Quale vita lo scoprii il sabato successivo all’apparire della donna. Avevo appena terminato il pranzo con le infermiere e i medici quando lei, anche essa in carrozzella, venne a prendere il caffè con noi.

Poteva avere 55/60 anni, ben portati. Due occhi bellissimi e penetranti parevano essere il tutto in quel volto affilato dalla pelle bianchissima. Poche parole, ma il desiderio evidente di mostrarsi ancora capace di simpatia e comunicazione. Anche con le mani, che muoveva con piccoli gesti armoniosi. «Alle mani – mi disse avendomi sorpresa a fissarle – ho sempre tenuto molto e lo smalto alle unghie lo so dare ancora senza sbavature». Erano perfette.

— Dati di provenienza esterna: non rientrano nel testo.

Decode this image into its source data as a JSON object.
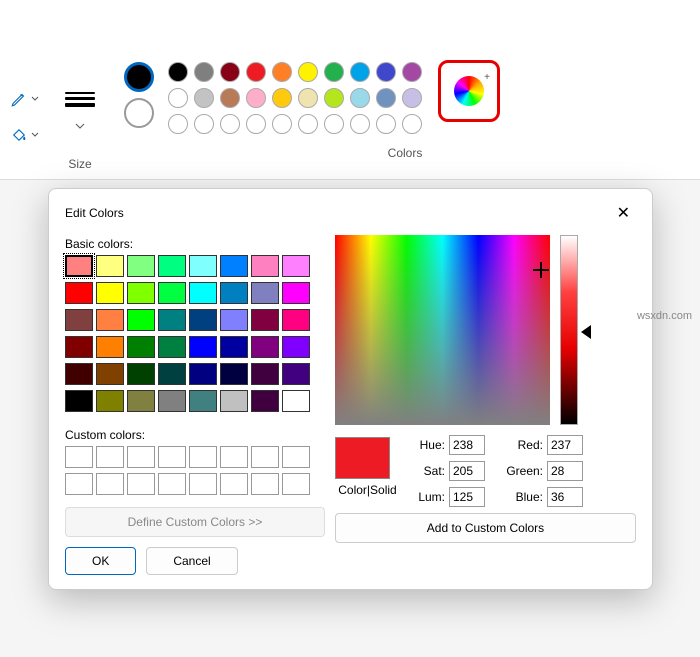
{
  "ribbon": {
    "size_label": "Size",
    "colors_label": "Colors",
    "palette": [
      "#000000",
      "#7f7f7f",
      "#880015",
      "#ed1c24",
      "#ff7f27",
      "#fff200",
      "#22b14c",
      "#00a2e8",
      "#3f48cc",
      "#a349a4",
      "#ffffff",
      "#c3c3c3",
      "#b97a57",
      "#ffaec9",
      "#ffc90e",
      "#efe4b0",
      "#b5e61d",
      "#99d9ea",
      "#7092be",
      "#c8bfe7"
    ],
    "primary_color": "#000000",
    "secondary_color": "#ffffff"
  },
  "dialog": {
    "title": "Edit Colors",
    "basic_label": "Basic colors:",
    "custom_label": "Custom colors:",
    "define_label": "Define Custom Colors >>",
    "ok_label": "OK",
    "cancel_label": "Cancel",
    "preview_label": "Color|Solid",
    "add_label": "Add to Custom Colors",
    "basic_colors": [
      "#ff8080",
      "#ffff80",
      "#80ff80",
      "#00ff80",
      "#80ffff",
      "#0080ff",
      "#ff80c0",
      "#ff80ff",
      "#ff0000",
      "#ffff00",
      "#80ff00",
      "#00ff40",
      "#00ffff",
      "#0080c0",
      "#8080c0",
      "#ff00ff",
      "#804040",
      "#ff8040",
      "#00ff00",
      "#008080",
      "#004080",
      "#8080ff",
      "#800040",
      "#ff0080",
      "#800000",
      "#ff8000",
      "#008000",
      "#008040",
      "#0000ff",
      "#0000a0",
      "#800080",
      "#8000ff",
      "#400000",
      "#804000",
      "#004000",
      "#004040",
      "#000080",
      "#000040",
      "#400040",
      "#400080",
      "#000000",
      "#808000",
      "#808040",
      "#808080",
      "#408080",
      "#c0c0c0",
      "#400040",
      "#ffffff"
    ],
    "selected_basic": 0,
    "fields": {
      "hue_label": "Hue:",
      "hue": "238",
      "sat_label": "Sat:",
      "sat": "205",
      "lum_label": "Lum:",
      "lum": "125",
      "red_label": "Red:",
      "red": "237",
      "green_label": "Green:",
      "green": "28",
      "blue_label": "Blue:",
      "blue": "36"
    },
    "preview_color": "#ed1c24"
  },
  "watermark": "wsxdn.com"
}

Mezz’ora dopo era sul terrazzo dove lui si metteva di solito, le carrozzelle vicine. Quando mi vide arrivare con la tazza di caffè, fece cenno d’avvicinarmi. Due parole di presentazione e di nuovo il gioco delle mani che, con arte femminile, parevano muoversi come libellule, solo su leggermente indecise su dove posarsi.

Capii subito, o piuttosto avvertii nell’aria quel clima tra l’intimidito e il magico che accompagna l’attrazione di un essere verso l’altro, quasi come uno stato di irrealtà che anticipa gli avvenimenti del cuore.

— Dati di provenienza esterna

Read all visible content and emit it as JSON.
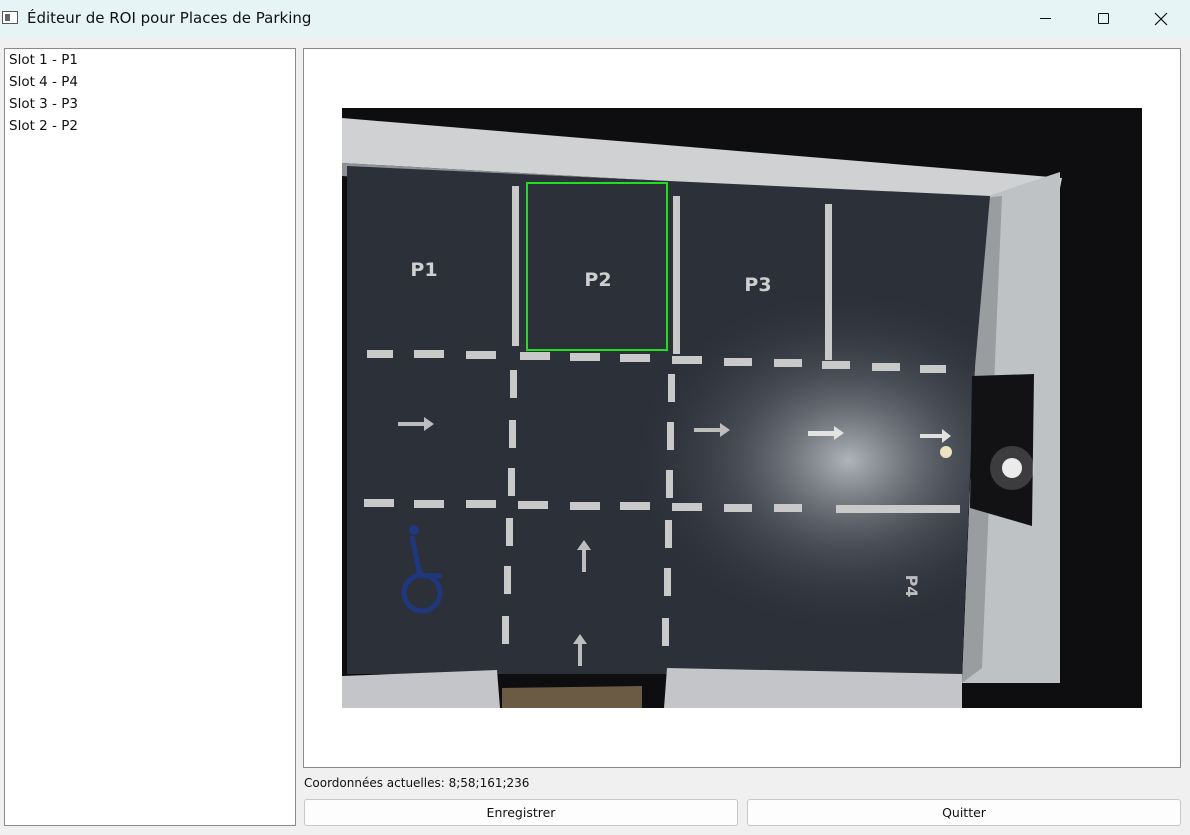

Colsi gli sguardi: inequivocabili. Mi sentii commossa pensando alla forza dell’amore che ti afferra perfino quando sei in lista d’attesa per l’ultimo viaggio.

«Chissà quanto tempo potremo stare ancora insieme io e il mio… – mi disse aggiungendo dopo una pausa – collega, ma è bello, è una fortuna anche così».

* * *

Sono trascorsi un paio di mesi e la coincidenza vuole che mi trovi con Laura proprio sul terrazzo. Dopo avermi raccontato la storia che ho appena riproposto, aggiunge: «L’uomo e la donna non ci sono più e mi mancano. Se ne sono andati via, leggeri come due libellule: ne sono certa, ad ali intrecciate».